I couldn't find a cross-platform single-binary command line tool for reformatting HTML (either than NPM packages, which would add unwanted dependencies to my projects). I think that since Tidy has been the standard tool for the job for so many years, most people simply didn't invest energy in a competitor project.

The main reason why I added Tidy to my project is to improve readability of the generated HTML, which I often need to inspect to check if my custom Lua filters work as expected. I should probably remove Tidy from my toolchain, and find a way to pretty indent-reformat the HTML code directly in the editor instead, at inspection time.

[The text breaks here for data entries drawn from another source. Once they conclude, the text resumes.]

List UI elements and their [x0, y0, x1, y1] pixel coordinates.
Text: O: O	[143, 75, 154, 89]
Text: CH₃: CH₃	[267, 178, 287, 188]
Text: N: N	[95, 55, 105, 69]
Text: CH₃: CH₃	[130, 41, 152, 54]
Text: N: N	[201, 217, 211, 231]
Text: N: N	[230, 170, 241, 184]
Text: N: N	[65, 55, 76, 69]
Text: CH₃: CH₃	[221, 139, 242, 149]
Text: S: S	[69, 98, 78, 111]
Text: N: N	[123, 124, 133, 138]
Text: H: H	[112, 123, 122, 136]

I still think that this issue is worth being taken into consideration, if anything because HTML Tidy remain the number one choice when it comes to validating/reformatting HTML pages, so chances are that pandoc users who'd like to polish their final HTML docs might end up using Tidy anyway (like I did). The way Tidy breaks the default template stylesheet is quite subtle, and might pass unnoticed and/or take considerable time to discover, since it can be quite confusing.

jgm commented

type= has been optional in HTML5 for at least 10 years...
Just use the -ashtml flag with tidy as I suggested.